FSH, yang dilepaskan ke dalam aliran darah oleh rangsangan dari hormon GnRH (Gonadotropin Releasing Hormone), menyebabkan sel-sel telur di dalam ovarium tumbuh. Sel telur yang matang memberikan umpan balik ke kelenjar hipofisis untuk memproduksi LH, yang akan membantu pengeluaran sel telur dari folikelnya (proses yang dinamakan ovulasi) dan mengubah folikel kosong ini menjadi korpus luteum, yang berfungsi memproduksi hormon progesteron, untuk mempersiapkan otot rahim (endometrium) menjadi tempat perlekatan sel telur yang telah dibuahi. Beberapa penelitian telah dilakukan untuk meneliti efek dari MSG terhadap sistem reproduksi, antara lain penelitian oleh Redding T (1971) yang mengungkapkan bahwa MSG menurunkan kadar GnRH dan LH pada mencit, atau penelitian oleh Lamperti dkk (1976 dan 1977) yang membuktikan bahwa MSG menyebabkan lesi otak yang menghambat perkembangan folikel dalam ovarium mencit serta menurunkan kadar FSH dan LH dalam darah. Penelitian-penelitian lain juga mengungkapkan efek buruk dari pemberian MSG terhadap kesehatan reproduksi, antara lain menyebabkan kerusakan sel saraf, pengurangan berat kelenjar penghasil hormon (endokrin), pemanjangan siklus estrus, pengurangan berat testis, penurunan jumlah folikel, penuaan sel telur, dan pengurangan reseptor hormon estrogen, sehingga sel menjadi kurang sensitif terhadap hormon estrogen. Penelitian terbaru tahun 2007 juga menunjukkan adanya degenerasi sel dengan pemberian MSG 6 gram dan kemungkinan perannya sebagai racun bagi sel telur dan folikel di ovarium.

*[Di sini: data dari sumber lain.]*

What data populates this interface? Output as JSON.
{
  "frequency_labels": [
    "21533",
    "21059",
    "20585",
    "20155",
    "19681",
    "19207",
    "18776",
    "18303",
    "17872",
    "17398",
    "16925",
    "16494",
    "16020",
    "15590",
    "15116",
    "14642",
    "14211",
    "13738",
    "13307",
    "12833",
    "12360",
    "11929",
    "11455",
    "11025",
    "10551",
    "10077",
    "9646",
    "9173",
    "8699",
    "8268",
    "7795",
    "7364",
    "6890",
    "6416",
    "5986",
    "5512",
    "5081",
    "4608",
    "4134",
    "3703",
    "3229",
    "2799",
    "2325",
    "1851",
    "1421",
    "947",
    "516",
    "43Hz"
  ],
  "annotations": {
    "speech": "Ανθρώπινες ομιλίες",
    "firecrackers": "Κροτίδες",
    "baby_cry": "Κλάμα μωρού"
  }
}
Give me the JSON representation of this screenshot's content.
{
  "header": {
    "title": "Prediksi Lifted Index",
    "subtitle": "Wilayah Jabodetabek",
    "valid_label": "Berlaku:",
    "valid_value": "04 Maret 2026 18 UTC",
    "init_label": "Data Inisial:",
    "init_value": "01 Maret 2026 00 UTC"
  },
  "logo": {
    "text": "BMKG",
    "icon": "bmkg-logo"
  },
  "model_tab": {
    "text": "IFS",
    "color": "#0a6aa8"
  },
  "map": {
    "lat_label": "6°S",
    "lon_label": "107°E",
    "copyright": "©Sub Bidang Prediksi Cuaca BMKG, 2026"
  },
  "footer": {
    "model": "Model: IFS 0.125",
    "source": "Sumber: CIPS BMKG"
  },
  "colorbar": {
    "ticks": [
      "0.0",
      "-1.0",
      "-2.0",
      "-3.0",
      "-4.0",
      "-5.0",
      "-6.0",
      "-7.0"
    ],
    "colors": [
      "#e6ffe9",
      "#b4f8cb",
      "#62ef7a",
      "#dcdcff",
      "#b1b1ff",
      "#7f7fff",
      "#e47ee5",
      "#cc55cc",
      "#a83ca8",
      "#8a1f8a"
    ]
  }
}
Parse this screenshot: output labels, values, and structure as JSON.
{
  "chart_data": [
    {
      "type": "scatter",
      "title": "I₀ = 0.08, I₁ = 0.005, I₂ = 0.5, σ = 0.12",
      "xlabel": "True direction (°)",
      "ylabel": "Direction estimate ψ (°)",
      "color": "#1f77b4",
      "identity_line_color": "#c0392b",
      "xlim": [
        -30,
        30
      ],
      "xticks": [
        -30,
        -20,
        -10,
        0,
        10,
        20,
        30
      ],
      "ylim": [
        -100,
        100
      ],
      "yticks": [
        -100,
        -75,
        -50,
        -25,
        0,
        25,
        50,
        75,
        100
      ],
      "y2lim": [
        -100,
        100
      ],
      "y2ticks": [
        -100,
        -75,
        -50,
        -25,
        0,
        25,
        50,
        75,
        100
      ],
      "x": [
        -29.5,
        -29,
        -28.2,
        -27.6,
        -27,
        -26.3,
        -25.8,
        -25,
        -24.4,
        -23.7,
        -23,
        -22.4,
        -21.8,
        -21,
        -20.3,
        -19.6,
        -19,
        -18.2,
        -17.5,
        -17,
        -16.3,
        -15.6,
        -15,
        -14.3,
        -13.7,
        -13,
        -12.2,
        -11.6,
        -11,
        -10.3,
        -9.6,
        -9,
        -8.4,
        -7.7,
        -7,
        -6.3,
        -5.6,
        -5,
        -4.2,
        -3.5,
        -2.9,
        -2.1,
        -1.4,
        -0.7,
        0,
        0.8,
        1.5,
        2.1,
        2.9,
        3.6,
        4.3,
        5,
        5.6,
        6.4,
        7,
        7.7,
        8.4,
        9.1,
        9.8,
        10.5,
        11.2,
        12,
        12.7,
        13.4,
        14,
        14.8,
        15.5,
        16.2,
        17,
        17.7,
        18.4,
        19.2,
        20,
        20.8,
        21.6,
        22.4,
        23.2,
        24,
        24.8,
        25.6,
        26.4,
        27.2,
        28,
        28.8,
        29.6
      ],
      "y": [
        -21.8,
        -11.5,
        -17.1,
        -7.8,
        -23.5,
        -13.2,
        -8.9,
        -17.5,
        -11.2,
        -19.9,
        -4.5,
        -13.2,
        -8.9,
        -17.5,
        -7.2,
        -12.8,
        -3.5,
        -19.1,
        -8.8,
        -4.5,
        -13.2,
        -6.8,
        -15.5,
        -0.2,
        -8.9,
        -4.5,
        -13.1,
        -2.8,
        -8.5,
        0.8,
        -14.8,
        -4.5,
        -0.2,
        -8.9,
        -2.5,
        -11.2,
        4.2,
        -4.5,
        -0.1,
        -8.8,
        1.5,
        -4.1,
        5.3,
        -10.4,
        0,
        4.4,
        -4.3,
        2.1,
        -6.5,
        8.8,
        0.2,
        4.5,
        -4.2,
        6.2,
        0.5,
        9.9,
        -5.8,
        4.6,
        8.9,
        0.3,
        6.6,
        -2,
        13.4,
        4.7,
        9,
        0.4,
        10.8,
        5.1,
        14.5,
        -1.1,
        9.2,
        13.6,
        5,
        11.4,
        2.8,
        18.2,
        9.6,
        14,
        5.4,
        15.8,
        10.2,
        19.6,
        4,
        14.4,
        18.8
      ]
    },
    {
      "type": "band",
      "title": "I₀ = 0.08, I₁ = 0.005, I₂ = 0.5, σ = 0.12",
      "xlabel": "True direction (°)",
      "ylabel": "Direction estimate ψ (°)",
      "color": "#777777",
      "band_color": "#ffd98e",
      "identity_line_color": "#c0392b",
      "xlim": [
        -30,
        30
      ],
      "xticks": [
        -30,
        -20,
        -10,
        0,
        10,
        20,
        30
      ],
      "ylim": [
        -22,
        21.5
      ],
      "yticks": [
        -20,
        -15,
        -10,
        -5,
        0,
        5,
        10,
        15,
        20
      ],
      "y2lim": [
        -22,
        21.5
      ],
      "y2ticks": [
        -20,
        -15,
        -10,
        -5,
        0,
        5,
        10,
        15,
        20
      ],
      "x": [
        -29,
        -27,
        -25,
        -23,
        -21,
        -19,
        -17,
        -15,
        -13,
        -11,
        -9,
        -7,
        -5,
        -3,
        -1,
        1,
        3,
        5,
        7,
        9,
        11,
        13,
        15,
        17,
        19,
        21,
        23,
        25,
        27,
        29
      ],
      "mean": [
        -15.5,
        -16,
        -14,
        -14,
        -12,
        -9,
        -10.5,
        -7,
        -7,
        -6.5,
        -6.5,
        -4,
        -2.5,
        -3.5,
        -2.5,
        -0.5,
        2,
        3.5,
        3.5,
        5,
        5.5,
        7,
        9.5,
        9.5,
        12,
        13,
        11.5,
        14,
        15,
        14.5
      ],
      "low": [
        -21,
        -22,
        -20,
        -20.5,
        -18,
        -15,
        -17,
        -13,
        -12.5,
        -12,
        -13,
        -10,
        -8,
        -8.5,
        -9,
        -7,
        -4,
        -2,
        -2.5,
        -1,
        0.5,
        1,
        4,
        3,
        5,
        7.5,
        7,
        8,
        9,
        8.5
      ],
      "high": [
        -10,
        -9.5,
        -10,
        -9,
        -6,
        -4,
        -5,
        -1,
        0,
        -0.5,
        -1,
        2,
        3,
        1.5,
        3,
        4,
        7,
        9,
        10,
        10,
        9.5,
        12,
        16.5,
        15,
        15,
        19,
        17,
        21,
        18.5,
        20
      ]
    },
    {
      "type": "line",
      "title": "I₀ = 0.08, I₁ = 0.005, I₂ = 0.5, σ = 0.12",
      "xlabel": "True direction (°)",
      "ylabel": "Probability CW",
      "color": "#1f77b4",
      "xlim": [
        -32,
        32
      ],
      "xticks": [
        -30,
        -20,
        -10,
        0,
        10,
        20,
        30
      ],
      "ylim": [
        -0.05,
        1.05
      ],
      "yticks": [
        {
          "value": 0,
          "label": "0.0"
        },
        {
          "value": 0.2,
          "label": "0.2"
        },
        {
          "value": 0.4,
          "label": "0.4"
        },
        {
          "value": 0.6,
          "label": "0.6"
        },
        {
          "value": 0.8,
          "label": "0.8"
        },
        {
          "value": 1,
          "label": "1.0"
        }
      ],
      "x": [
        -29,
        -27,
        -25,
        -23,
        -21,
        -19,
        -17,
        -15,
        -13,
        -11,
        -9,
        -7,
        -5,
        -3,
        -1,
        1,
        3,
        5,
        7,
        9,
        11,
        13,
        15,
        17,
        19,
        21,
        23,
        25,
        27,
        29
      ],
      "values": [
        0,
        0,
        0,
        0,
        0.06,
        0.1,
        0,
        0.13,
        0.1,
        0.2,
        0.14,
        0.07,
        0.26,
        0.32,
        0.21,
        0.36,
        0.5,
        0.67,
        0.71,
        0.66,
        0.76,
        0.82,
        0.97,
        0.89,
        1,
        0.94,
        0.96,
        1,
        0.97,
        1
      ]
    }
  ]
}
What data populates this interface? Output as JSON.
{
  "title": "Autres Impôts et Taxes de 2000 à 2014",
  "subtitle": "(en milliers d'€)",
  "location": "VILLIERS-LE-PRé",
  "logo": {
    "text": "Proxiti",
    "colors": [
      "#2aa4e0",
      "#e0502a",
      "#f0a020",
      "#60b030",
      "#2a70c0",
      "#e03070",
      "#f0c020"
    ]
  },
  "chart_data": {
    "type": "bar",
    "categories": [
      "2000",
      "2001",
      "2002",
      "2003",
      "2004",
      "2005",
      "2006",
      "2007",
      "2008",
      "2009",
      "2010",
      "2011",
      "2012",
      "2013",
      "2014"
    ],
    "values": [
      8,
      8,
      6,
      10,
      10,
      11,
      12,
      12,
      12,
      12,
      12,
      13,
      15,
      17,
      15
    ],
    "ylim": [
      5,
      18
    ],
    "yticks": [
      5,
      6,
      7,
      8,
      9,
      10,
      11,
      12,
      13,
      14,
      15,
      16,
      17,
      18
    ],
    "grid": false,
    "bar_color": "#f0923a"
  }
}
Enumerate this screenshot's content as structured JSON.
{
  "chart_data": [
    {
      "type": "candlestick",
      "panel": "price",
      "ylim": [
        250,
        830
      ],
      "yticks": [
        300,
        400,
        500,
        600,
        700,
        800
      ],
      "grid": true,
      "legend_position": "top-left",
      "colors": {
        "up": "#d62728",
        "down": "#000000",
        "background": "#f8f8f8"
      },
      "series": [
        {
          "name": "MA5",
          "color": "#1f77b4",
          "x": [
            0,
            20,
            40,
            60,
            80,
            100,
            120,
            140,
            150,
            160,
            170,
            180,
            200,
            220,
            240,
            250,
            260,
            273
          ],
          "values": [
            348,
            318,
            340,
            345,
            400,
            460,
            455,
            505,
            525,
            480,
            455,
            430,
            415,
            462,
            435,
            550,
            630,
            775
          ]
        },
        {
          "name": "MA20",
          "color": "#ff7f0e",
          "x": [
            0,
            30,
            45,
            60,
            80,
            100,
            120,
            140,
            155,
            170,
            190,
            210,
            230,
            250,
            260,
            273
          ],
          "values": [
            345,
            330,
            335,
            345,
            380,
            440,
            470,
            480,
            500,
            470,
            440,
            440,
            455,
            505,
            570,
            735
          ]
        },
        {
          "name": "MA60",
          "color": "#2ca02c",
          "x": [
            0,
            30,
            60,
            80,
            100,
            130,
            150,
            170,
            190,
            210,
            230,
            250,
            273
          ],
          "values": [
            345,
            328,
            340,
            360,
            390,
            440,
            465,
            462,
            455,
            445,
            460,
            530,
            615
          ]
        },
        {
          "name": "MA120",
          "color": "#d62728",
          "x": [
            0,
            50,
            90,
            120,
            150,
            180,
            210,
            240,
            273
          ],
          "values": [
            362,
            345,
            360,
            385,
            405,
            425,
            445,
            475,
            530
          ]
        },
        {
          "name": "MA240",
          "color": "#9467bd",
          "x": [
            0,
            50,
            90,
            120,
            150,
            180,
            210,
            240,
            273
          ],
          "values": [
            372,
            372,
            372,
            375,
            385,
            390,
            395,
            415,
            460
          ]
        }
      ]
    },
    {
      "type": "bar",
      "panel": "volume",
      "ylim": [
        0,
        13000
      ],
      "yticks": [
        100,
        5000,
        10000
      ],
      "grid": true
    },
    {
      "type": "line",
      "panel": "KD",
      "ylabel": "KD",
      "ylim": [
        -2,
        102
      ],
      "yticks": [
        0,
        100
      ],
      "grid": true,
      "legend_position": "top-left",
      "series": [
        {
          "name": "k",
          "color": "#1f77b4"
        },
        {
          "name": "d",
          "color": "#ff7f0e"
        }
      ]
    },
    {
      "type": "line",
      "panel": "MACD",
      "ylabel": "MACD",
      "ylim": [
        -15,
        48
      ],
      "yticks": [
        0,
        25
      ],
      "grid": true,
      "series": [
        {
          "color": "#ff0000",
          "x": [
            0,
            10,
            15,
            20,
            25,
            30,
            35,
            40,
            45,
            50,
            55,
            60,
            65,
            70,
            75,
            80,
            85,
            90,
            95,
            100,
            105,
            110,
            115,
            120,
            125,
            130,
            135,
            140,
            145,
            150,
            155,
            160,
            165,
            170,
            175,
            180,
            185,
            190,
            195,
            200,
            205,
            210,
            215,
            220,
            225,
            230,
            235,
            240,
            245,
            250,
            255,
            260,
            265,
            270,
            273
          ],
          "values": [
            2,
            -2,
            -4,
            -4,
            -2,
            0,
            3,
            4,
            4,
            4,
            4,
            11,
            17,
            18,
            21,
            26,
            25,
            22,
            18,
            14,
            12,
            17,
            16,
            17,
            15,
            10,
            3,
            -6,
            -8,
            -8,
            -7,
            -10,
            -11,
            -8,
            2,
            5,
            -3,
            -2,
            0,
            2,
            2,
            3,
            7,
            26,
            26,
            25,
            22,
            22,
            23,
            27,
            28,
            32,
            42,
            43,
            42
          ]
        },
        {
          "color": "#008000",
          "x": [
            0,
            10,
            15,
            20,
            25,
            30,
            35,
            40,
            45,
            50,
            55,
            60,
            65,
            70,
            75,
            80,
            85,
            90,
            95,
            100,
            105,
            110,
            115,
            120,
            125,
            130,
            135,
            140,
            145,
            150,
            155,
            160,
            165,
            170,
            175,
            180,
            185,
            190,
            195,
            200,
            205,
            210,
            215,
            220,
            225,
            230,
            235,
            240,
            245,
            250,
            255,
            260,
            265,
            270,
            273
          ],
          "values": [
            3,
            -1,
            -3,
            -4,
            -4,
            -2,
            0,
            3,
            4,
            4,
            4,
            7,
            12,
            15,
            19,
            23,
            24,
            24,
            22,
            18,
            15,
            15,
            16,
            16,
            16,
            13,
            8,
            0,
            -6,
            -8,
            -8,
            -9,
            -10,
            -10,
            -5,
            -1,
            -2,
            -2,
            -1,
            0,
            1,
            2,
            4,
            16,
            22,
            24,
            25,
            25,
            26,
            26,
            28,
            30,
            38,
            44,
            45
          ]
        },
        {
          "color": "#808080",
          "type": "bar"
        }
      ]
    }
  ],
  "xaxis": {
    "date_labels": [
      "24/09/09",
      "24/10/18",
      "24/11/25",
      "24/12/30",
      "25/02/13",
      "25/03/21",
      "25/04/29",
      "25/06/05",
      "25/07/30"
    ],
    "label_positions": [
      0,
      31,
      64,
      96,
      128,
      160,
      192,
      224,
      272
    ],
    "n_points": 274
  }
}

Terkait masalah etik, memang belum ada penelitian menyeluruh mengenai efek MSG pada reproduksi manusia. Namun dari berbagai hasil penelitian pada binatang di atas, tidaklah berlebihan jika kita lebih hati-hati dalam menggunakan MSG pada makanan sehari-hari, karena kemungkinan efek buruk terhadap sistem reproduksi yang dapat mempengaruhi kesuburan pria maupun wanita.

Selama tiga puluh tahun, para ahli dan peneliti telah menggunakan MSG dalam eksperimen mereka dengan tujuan membuat uji obese dan pre-diabetic, stroke ischemic, dan menghancurkan jaringan sel in vivo dan in vitro. Jumlah penelitian yang menggunakan MSG untuk menyebabkan efek negatif dalam orang yang diuji yang jumlahnya di atas 1000, dipublikasikan dalam berbagai jurnal medikal dan sains dalam banyak negara berbeda. Monosodium glutamat yang ditambahkan ke dalam makanan telah ditunjukkan untuk meningkatkan keinginan orang yang diuji untuk makan lebih cepat dan lebih sering.

Terdapat banyak bukti bahwa tidak hanya peningkatan obesitas dan diabetes manusia yang dihubungkan pada pemakaian monosodium glutamat, tapi peningkatan keautisan dan penyakit Attention deficit hyperactive juga. Dari berbagai bukti yang menunjukkan efek-efek yang disebabkan oleh bahan tambahan pangan Monosodium glutamat, Joint Food and Agriculture Committee/World Health Organization Experti Committe on food Additive telah diminta untuk menghapus monosodium glutamat (dan bahan-bahan yang mengandung MSG) dari daftar bahan tambahan pangan yang diperbolehkan, dan juga dari vaksin.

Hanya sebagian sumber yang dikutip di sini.